Author: Karen Avivi
Date Published: April 19, 2013
Publisher: Karen Avivi
Genre: Young Adult
Barnes & Noble
Drop into the world of girls’ freestyle BMX for an action-packed summer road trip adventure.
Shredded by Karen Avivi is more than a teen girls’ sports book or a BMX biking book; it’s a motivating push-your-limits story for anyone who refuses to overlooked.
Josie Peters thinks she’ll do anything to qualify for the Ultimate BMX freestyle event the summer before her senior year so she and her friends take off on a summer road trip to hit the qualifying events in the Midwest. Late-night parties, an intimidating mega ramp, and the lure of sponsorships spark friction between the girls. When Josie’s best chance for success depends on her relationship with flashy rider R.T. Torres, she has to decide what she’s trying to win and how much she’ll sacrifice.
Shredded is a fast-paced, fun read that tackles feminism, friendship, sexism, and sibling rivalry. Even readers unfamiliar with BMX or extreme sports will be caught up in the adrenaline rush of Josie’s tricks, wipeouts, and wins. Hints of romance provide extra conflict without overtaking the main story.
Ideal for fans of realistic young adult fiction, Shredded features a strong female lead character who goes after what she wants by taking action.
Experience the rivalries, rejections, and triumphs of rule-breaking, gravity-defying girls who shred.
Engrossing, pulse-racing and features one hell of a daredevil for a heroine!
I'm all for strong female heroines in stories, and that was the main reason why I was so ecstatic when I was approved to read and review Shredded by Karen Avivi!
I LOVE JOSIE!!! She thrives in the male-dominated sport of freestyle BMX and kicks ass like it's nothing! And at the heart of it all, I appreciate that Josie took the lead and initiated change by leading female BMXers to be recognized.
First off, I do not know any trick on BMX. I only know how to ride a bike, and that's the extent of my talent when it comes to bicycles. But I do however, have experienced being the only female in a male-dominated environment.
I am a bit boyish in real life. I used to do Taekwondo and was the only female student when I joined the local dojang. Whenever the students paired up, I was always the odd one out, and the teacher often noticed me, but that didn't make me stop doing the sport. In College, we had summer training for Taekwondo because I got into the varsity team. I was still the only female during the summer training, so I had to endure lots of bruising because of sparring with guys twice my size. This background made me really appreciate Josie.
Story-wise, I appreciate that the story didn't solely focus on the romance aspect. This was actually one story where I was against the romance part, and was more into Josie as a character and her crusade to have female BMXers get the respect and recognition that they deserve.
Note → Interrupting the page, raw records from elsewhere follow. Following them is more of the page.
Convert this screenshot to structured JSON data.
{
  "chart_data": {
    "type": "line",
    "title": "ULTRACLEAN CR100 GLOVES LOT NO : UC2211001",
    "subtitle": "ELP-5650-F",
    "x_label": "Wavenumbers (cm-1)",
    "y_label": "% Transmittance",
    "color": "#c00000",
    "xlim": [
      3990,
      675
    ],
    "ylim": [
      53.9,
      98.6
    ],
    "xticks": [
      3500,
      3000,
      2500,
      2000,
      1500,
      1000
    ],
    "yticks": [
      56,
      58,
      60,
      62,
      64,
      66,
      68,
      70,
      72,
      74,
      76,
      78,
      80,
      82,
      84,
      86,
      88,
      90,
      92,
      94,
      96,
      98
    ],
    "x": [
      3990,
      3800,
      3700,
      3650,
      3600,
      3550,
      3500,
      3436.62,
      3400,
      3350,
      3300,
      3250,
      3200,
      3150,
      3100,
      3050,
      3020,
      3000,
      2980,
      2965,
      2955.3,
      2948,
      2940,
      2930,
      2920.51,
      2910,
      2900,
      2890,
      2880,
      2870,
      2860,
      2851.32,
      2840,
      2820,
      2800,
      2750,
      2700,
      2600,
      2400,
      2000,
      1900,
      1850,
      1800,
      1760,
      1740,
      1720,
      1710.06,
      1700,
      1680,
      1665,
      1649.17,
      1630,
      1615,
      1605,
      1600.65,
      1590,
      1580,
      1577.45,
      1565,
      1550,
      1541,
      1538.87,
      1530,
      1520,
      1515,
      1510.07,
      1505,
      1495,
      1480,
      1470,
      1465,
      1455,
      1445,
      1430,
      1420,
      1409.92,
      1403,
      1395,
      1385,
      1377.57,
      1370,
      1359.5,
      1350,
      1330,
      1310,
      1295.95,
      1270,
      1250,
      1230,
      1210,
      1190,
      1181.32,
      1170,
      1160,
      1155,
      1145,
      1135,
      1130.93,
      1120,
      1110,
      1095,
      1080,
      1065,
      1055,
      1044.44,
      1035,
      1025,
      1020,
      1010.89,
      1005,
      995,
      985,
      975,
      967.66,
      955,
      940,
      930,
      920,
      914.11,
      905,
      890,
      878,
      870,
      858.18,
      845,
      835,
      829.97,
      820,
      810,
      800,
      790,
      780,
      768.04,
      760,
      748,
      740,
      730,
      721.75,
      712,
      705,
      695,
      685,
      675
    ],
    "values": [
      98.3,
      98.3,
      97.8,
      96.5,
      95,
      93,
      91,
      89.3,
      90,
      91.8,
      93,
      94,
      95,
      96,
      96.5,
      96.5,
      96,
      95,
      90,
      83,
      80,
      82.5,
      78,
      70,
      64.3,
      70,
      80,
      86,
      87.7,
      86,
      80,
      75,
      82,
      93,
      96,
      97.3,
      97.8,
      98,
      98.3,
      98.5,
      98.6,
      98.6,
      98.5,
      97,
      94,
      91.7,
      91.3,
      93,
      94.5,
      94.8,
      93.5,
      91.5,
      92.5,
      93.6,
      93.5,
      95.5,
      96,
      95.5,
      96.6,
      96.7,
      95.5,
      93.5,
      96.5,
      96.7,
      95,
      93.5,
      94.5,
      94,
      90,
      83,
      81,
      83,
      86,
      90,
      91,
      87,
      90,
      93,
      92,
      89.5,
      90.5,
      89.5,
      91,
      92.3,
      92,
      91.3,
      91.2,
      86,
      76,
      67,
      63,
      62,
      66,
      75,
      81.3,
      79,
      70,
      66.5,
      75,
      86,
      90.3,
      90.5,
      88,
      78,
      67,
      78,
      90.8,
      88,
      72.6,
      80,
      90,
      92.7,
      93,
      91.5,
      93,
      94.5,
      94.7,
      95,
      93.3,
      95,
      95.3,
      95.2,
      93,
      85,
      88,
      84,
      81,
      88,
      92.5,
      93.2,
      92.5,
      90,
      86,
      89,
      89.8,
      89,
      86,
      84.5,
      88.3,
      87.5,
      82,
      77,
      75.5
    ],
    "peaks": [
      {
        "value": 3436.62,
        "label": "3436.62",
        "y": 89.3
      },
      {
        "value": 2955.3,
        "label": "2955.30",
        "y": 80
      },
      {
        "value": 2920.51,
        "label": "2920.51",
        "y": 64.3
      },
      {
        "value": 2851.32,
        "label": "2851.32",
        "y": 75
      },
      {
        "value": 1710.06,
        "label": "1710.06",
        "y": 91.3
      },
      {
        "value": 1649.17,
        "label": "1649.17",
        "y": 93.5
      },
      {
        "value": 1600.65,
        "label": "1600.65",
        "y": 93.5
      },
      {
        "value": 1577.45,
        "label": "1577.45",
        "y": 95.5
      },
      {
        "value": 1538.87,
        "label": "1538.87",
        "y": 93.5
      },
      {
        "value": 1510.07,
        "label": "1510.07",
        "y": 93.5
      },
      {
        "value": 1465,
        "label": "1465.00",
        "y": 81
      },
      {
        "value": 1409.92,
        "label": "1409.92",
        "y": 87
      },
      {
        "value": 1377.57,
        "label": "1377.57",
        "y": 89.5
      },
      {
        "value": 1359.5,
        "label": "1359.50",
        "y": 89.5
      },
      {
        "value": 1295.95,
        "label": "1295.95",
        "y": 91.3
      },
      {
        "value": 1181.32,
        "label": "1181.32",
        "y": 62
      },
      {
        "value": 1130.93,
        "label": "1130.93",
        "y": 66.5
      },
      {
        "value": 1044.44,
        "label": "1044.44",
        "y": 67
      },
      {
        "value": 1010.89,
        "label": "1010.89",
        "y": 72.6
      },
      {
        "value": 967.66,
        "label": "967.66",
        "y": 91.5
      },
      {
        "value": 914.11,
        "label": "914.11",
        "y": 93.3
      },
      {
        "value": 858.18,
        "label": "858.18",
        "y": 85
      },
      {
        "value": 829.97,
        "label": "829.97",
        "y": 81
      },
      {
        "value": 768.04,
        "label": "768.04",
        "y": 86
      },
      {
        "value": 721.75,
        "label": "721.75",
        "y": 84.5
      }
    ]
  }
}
While I was reading on the latter part of the book, I got a little worried because Josie might lose herself and give into her attraction to RT. Thank God the ending was perfect, and I felt vindicated.
Also, I love that aside from the emotional roadblocks that Josie had to go through because of her personality, she also had to deal with external forces like having her parents agree for her to join a BMX competition in another place. Having to earn her parents' permission was really relatable, and the degree of dedication Josie showed for the craft she loved was really inspiring.
I also liked that she had to actually deal with male BMXers who are asses. They get more recognition and perks during competitions, but Josie did not let this faze her. And there was also RT Torres, the potential love interest. I was a bit disappointed that he didn't deliver when it counted, but I loved Josie more so it wasn't really a loss on Josie's part.
The side characters are also awesome! I love the other two girls that Josie connected with because of BMX. They're definitely not your typical girls, and I really liked that about them. It's nice to have like-minded individuals as back-ups.
All in all, I highly recommend this to young-adult readers. This book is one very good example that young-adult books don't necessarily need to be about romance in order to be great. Karen Avivi's Shredded has a great plot, great development and one kickass female lead!